Einen Steinwurf von ihr entfernt sah sie eine Öffnung im Fels. Carah wankte darauf zu. Verwitterte Stufen führten in ein Höhlengewölbe. Moderiger Geruch schlug ihr entgegen.
Immerhin besser als der Gestank in diesem Loch hier. Noch einmal schaute sie sich um.
Die Wolken hatten inzwischen den Halbmond freigegeben.
Er tauchte die Wände des Erdtrichters in ein bläuliches Licht.
Carahs Blicke streiften über die vermeintlichen Säcke. Bei ihrem Anblick gefror ihr das Blut in den Adern: Der Boden war übersät von Leichen!
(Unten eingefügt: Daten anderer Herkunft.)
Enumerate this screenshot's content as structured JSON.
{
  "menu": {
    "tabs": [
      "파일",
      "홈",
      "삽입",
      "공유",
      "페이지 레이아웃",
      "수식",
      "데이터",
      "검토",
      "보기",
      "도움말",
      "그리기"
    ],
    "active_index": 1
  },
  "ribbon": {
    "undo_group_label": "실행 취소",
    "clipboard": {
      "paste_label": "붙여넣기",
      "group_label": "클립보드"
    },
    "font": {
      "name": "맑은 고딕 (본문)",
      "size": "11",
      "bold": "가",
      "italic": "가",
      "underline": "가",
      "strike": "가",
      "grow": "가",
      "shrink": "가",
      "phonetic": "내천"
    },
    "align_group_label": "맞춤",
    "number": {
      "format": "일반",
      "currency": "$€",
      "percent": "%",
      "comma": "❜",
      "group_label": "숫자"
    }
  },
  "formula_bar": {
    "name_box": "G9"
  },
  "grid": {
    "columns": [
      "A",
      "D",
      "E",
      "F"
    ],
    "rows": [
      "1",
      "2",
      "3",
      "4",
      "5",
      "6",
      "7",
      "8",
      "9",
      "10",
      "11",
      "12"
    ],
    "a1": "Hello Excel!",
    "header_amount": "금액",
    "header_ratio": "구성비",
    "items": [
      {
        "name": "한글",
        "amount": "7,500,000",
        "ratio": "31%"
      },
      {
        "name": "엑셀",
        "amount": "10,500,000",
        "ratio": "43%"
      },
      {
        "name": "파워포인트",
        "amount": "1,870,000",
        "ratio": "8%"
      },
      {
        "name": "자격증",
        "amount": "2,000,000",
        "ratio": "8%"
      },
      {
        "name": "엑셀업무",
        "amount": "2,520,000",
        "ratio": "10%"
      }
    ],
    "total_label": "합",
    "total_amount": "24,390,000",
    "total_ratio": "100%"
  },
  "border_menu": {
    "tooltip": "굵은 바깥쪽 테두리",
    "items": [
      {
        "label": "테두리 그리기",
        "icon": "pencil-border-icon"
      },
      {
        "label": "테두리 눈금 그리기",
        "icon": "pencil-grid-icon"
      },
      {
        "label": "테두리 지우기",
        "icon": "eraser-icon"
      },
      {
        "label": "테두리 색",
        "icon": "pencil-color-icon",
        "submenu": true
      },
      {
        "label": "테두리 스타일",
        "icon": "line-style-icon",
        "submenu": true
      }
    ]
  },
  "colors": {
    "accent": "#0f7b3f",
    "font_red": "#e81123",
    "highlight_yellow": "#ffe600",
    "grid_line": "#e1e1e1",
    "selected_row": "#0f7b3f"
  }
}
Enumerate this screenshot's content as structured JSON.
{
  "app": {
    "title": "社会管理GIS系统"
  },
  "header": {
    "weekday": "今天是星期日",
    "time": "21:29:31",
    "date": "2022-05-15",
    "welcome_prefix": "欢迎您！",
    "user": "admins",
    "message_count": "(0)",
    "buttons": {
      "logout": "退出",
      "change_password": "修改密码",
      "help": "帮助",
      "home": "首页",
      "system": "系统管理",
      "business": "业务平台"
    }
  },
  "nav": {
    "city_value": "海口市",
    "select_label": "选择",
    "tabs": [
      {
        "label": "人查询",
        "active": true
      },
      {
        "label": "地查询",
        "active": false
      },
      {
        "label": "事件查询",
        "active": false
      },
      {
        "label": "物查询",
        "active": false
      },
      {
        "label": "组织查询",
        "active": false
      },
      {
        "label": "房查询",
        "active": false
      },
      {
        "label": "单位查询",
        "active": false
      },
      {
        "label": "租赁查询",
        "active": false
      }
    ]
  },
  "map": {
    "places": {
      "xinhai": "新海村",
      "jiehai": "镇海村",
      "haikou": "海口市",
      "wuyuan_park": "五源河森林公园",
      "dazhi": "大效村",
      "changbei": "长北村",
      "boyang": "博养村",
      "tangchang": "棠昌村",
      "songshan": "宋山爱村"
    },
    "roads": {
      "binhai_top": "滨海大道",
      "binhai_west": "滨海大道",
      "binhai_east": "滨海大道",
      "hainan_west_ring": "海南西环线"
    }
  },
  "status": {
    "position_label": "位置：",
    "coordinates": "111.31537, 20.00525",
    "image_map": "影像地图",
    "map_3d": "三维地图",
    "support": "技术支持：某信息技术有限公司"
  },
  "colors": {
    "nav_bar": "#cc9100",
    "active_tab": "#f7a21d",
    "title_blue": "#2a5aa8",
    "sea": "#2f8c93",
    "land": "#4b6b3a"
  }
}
Verstümmelte Körper von Menschen und Tieren. Aus leeren Augen glotzten sie Carah an.
Keuchend stürzte die Stadtführerin durch die Öffnung. Sie stolperte die Stufen hinunter und taumelte durch das Gewölbe.
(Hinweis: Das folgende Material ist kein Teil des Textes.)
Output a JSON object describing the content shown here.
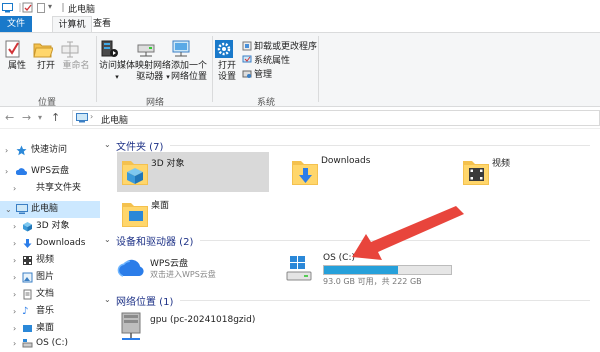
{
  "window": {
    "title": "此电脑"
  },
  "tabs": [
    {
      "label": "文件"
    },
    {
      "label": "计算机"
    },
    {
      "label": "查看"
    }
  ],
  "ribbon": {
    "location_group": {
      "label": "位置",
      "buttons": [
        {
          "label": "属性",
          "icon": "properties-icon",
          "disabled": false
        },
        {
          "label": "打开",
          "icon": "open-folder-icon",
          "disabled": false
        },
        {
          "label": "重命名",
          "icon": "rename-icon",
          "disabled": true
        }
      ]
    },
    "network_group": {
      "label": "网络",
      "buttons": [
        {
          "label_line1": "访问媒体",
          "label_line2": "",
          "icon": "media-server-icon"
        },
        {
          "label_line1": "映射网络",
          "label_line2": "驱动器",
          "icon": "map-drive-icon"
        },
        {
          "label_line1": "添加一个",
          "label_line2": "网络位置",
          "icon": "network-location-icon"
        }
      ]
    },
    "system_group": {
      "label": "系统",
      "open_settings": {
        "label_line1": "打开",
        "label_line2": "设置"
      },
      "items": [
        {
          "label": "卸载或更改程序"
        },
        {
          "label": "系统属性"
        },
        {
          "label": "管理"
        }
      ]
    }
  },
  "address": {
    "path": "此电脑"
  },
  "nav_pane": {
    "items": [
      {
        "label": "快速访问",
        "icon": "star-icon"
      },
      {
        "label": "WPS云盘",
        "icon": "cloud-icon"
      },
      {
        "label": "共享文件夹",
        "icon": "shared-folder-icon"
      },
      {
        "label": "此电脑",
        "icon": "computer-icon"
      },
      {
        "label": "3D 对象",
        "icon": "3d-objects-icon"
      },
      {
        "label": "Downloads",
        "icon": "download-icon"
      },
      {
        "label": "视频",
        "icon": "video-icon"
      },
      {
        "label": "图片",
        "icon": "pictures-icon"
      },
      {
        "label": "文档",
        "icon": "documents-icon"
      },
      {
        "label": "音乐",
        "icon": "music-icon"
      },
      {
        "label": "桌面",
        "icon": "desktop-icon"
      },
      {
        "label": "OS (C:)",
        "icon": "drive-icon"
      }
    ]
  },
  "sections": {
    "folders": {
      "title": "文件夹 (7)",
      "items": [
        {
          "label": "3D 对象"
        },
        {
          "label": "Downloads"
        },
        {
          "label": "视频"
        },
        {
          "label": "桌面"
        }
      ]
    },
    "devices": {
      "title": "设备和驱动器 (2)",
      "wps": {
        "name": "WPS云盘",
        "desc": "双击进入WPS云盘"
      },
      "drive": {
        "name": "OS (C:)",
        "free_text": "93.0 GB 可用，共 222 GB",
        "used_fraction": 0.58
      }
    },
    "network": {
      "title": "网络位置 (1)",
      "items": [
        {
          "label": "gpu (pc-20241018gzid)"
        }
      ]
    }
  },
  "colors": {
    "accent": "#1979ca",
    "selection": "#cce8ff",
    "drive_fill": "#26a0da",
    "annotation_arrow": "#e8453c"
  }
}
Unter ihren Füßen federte der Boden. Carah mochte gar nicht wissen, auf was sie da trat. Sie wollte nur raus hier, weg von diesem Ort des Grauens. Orientierungslos drehte sie sich nach allen Seiten. Die Höhle verzweigte sich in unzählige Gänge.
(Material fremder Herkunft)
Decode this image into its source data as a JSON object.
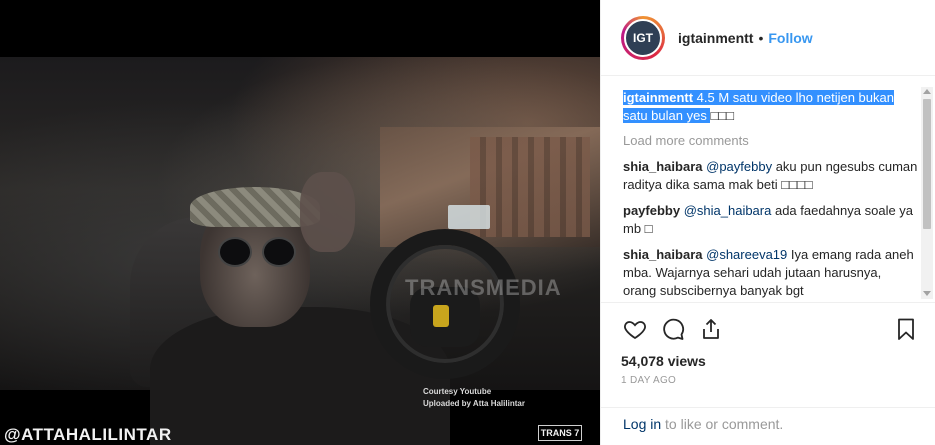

Wahllos entschied sie sich für einen und rannte los. Sie hatte ihn fast erreicht, als ein Scharren und Schnaufen daraus ertönte. Wie angewurzelt blieb sie stehen. Die Umrisse eines mächtigen Schädels schoben sich aus dem Gang. Ein Maelwoorm!
Die Gedanken tobten durch Carahs Kopf. Sie dachte an die Toten in dem Loch. Es musste einer der wilden Woorms sein!
»Bei Athikaya!«, keuchte sie. Sie wirbelte herum und floh zu einem der gegenüberliegenden Gänge. Hinter ihr brüllte der Maelwoorm. Und vor ihr öffnete sich der Rachen eines weiteren Woorms.
***
Auch am nächsten Morgen blieben die Stadtführerin und ihre Vertraute verschwunden. Zwei Jägerinnen kehrten mit einem Spurensucher am späten Vormittag aus dem Dschungel zurück.
Sie berichteten, dass sich die Spuren der Vermissten hinter dem Felsendom im Osten des Dschungel verliefen.
»Es ist der Wille der Göttin«, bemerkte die Priesterin trocken. Sie packte einige Schriftrollen und Karten in ihren Lederbeutel.
»Arah! Du willst sie doch nicht einfach so aufgeben! Bedenke den Bund der Drei!« Barah war empört.
»Ich habe sie vor dem Zorn der Göttin gewarnt. Schicke nach Jamila. Sie ist ihre Nachfolgerin.« Die Priesterin zog ihr Bündel zu und griff nach ihrem Umhang.
Barah dachte an die kleine Gruppe, die heute Morgen aufgebrochen war, um entlang der Gleise nach dem Bautrupp zu suchen. »Aber wir wissen ja nicht einmal, ob Jamila und die Leute des Bautrupps noch am Leben sind. Schließlich war das Zentrum des Bebens beim Riftvallej«, gab sie zu bedenken.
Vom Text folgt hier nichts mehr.